Certain issues are more specific to organelle proteomics, however. For instance, the challenge of identifying suitable proteins to use as organelle-specific markers in an experiment. Such markers provide anchors of sorts to which proteins of unknown localization can be linked.
Searching for suitably validated markers, though, can be a "somewhat discouraging experience," Lilley said. "If you go into the databases and look at the ontologies … you type in your favorite protein, and someone has seen it in the cytoplasm, someone has seen it in the [endoplasmic reticulum], someone has seen it in the Golgi."
"It's fair to say that proteins are highly dynamic and in different situations may be in different places," she added. "But also the methods people have used to work out where a protein is have led to false discoveries, which means that some of the data populating the databases is just wrong. And unless you are very sure about your marker set, you can end up analyzing your data in a way where what comes out the other end is going to be severely skewed."
As part of the pRoloc software, the CCP team has included curated marker sets for Arabidopsis thaliana, Drosophila melanogaster, Saccharomyces cerevisiae, Gallus gallus, mouse, and human.
The pRoloc program, Gatto said, allows researchers to use such marker data not only to link proteins of unknown localization to organelles represented by a marker protein, but also to identify new clusters and organelles for which no marker data was available – an important feature, he noted, given the lack of good markers for many structures.
Gatto noted that using their tools to reanalyze a Drosophila melanogaster dataset from 2009, the CCP researchers were able to identify seven organelles not identified in the original analysis, as well as distinguish between the ER and Golgi, which the original analysis combined.
Lilley noted that while the density-based fractionation methods have made inroads into organelle proteomics research, these analyses have, by and large, been restricted to targeted portions of the cell due to limitations in mass spec multiplexing as well as accuracy and sensitivity.
She offered as an example her group's work on plant secretory pathways, in which they began their work by getting rid of the nucleus, which doesn't contain any of their components of interest.
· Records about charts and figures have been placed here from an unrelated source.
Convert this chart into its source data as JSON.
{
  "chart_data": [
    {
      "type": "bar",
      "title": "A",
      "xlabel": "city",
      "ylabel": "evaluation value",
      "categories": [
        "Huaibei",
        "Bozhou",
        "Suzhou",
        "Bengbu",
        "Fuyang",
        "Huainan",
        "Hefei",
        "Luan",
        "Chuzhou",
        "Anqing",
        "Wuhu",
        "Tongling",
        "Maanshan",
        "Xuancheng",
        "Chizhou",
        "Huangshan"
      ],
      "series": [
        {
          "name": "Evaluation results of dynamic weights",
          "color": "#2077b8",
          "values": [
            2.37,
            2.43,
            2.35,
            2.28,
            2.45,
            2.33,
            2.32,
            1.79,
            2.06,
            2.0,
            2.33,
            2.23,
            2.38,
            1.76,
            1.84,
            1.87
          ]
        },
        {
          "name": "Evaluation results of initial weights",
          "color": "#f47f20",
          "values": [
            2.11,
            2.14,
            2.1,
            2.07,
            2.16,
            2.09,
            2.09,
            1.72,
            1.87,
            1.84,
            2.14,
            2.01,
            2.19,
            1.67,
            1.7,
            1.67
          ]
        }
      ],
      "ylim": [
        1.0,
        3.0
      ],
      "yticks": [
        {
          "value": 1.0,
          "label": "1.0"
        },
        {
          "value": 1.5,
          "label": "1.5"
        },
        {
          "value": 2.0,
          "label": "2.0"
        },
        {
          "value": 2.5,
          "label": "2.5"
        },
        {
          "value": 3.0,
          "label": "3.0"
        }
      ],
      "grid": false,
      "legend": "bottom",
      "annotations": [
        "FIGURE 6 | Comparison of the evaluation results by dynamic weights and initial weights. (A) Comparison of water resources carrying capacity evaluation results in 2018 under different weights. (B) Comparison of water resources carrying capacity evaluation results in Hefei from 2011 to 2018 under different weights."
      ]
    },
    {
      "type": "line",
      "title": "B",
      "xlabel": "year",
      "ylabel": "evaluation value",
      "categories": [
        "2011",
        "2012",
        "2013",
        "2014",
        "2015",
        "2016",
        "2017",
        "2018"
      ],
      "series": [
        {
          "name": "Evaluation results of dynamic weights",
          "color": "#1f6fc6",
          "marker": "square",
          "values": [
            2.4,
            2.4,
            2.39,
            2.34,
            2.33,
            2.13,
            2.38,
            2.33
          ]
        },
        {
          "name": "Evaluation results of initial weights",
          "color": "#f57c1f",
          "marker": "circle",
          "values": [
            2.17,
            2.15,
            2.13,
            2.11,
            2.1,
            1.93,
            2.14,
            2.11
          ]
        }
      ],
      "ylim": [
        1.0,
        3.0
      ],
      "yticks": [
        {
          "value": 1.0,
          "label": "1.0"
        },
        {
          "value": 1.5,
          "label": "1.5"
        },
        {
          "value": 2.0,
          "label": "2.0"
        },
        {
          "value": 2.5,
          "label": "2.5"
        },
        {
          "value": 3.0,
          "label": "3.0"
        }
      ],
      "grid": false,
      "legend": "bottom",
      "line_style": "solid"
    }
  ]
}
More recently, though, Lilley said, technology improvements have allowed researchers to move towards mapping the full complements of a cell's subcellular components. Among the key advances, she said, has been the increased multiplexing capabilities of isobaric tagging reagents, which enables quantitative analysis of a larger number of subcellular fractions. For instance, proteomics firm Proteome Sciences last year introduced 8-plex and 10-plex versions of its TMT isobaric tagging reagents, and has announced plans this year to launch 20-plex and 30-plex reagents.
The increasing accuracy of mass spec instruments is also key, Lilley said. "You want to be able to recapitulate very accurately the distribution of your proteins through your separation process, and if your measurements have technical inaccuracy then that is going to impact the data you get out the other end."
She added that she and her colleagues are in the process of publishing a large-scale study that will examine the organelle proteome across the full breadth of the cell.